Buch von der deutschen Snowclonerey

Emmanuel Maria Dammerer
Version 1.1, 25. August 2007 (Vorversionen)

Zusammenfassung: Versuch einer Definition der Snowclones mit bekannten deutschsprachigen Beispielen.

Abstract: A preliminary definition of the snowclone phenomenon, including a list of frequent German examples.
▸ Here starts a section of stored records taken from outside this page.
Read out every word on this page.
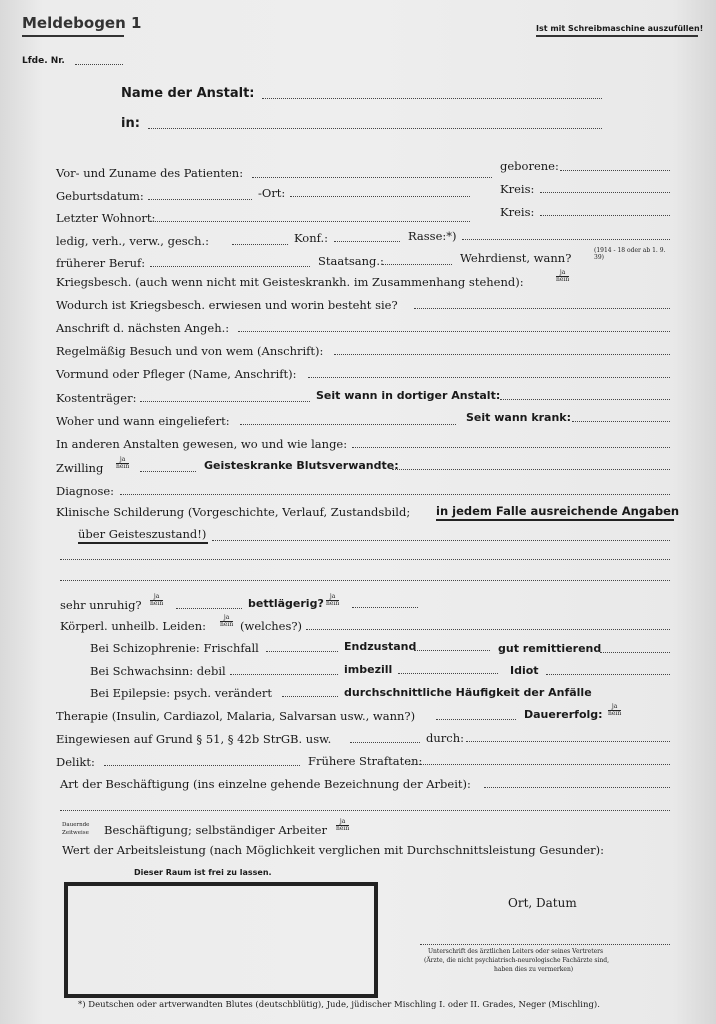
Meldebogen 1	Ist mit Schreibmaschine auszufüllen!
Lfde. Nr.
Name der Anstalt:
in:
Vor- und Zuname des Patienten:	geborene:
Geburtsdatum:	-Ort:	Kreis:
Letzter Wohnort:	Kreis:
ledig, verh., verw., gesch.:	Konf.:	Rasse:*)
früherer Beruf:	Staatsang.:	Wehrdienst, wann?
(1914 - 18 oder ab 1. 9. 39)
Kriegsbesch. (auch wenn nicht mit Geisteskrankh. im Zusammenhang stehend):
ja
nein
Wodurch ist Kriegsbesch. erwiesen und worin besteht sie?
Anschrift d. nächsten Angeh.:
Regelmäßig Besuch und von wem (Anschrift):
Vormund oder Pfleger (Name, Anschrift):
Kostenträger:	Seit wann in dortiger Anstalt:
Woher und wann eingeliefert:	Seit wann krank:
In anderen Anstalten gewesen, wo und wie lange:
Zwilling
ja
nein	Geisteskranke Blutsverwandte:
Diagnose:
Klinische Schilderung (Vorgeschichte, Verlauf, Zustandsbild; in jedem Falle ausreichende Angaben
über Geisteszustand!)
sehr unruhig?
ja
nein	bettlägerig?
ja
nein
Körperl. unheilb. Leiden:
ja
nein (welches?)
Bei Schizophrenie: Frischfall	Endzustand	gut remittierend
Bei Schwachsinn: debil	imbezill	Idiot
Bei Epilepsie: psych. verändert	durchschnittliche Häufigkeit der Anfälle
Therapie (Insulin, Cardiazol, Malaria, Salvarsan usw., wann?)	Dauererfolg:
ja
nein
Eingewiesen auf Grund § 51, § 42b StrGB. usw.	durch:
Delikt:	Frühere Straftaten:
Art der Beschäftigung (ins einzelne gehende Bezeichnung der Arbeit):
Dauernde
Zeitweise Beschäftigung; selbständiger Arbeiter
ja
nein
Wert der Arbeitsleistung (nach Möglichkeit verglichen mit Durchschnittsleistung Gesunder):
Dieser Raum ist frei zu lassen.
Ort, Datum
Unterschrift des ärztlichen Leiters oder seines Vertreters
(Ärzte, die nicht psychiatrisch-neurologische Fachärzte sind,
haben dies zu vermerken)
*) Deutschen oder artverwandten Blutes (deutschblütig), Jude, jüdischer Mischling I. oder II. Grades, Neger (Mischling).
Autor und Danksagungen: Der Autor studiert Germanistik, Mathematik und Pädagogik an der Universität Wien und freut sich über Hinweise und Kommentare per E-Mail. Besonderer Dank gilt Johannes Emerich, Christine Enzinger, Marlies Gerhard, Gabriele Höfler, Sebastian Kochendörfer, Jeena Paradies, Henryk Plötz, Sven Rheindorf, Tim Tepaße, Daniel Thoma und Steffen Vogel.

Eine Art Einleitung

Snowclone ist ein junger linguistischer Terminus, der von Geoffrey K. Pullum im Language Log als »multi-use, customizable, instantly recognizable, time-worn, quoted or misquoted phrase or sentence that can be used in an entirely open array of different jokey variants by lazy journalists and writers« beschrieben wurde. Der Begriff stammt von Glen Whitman.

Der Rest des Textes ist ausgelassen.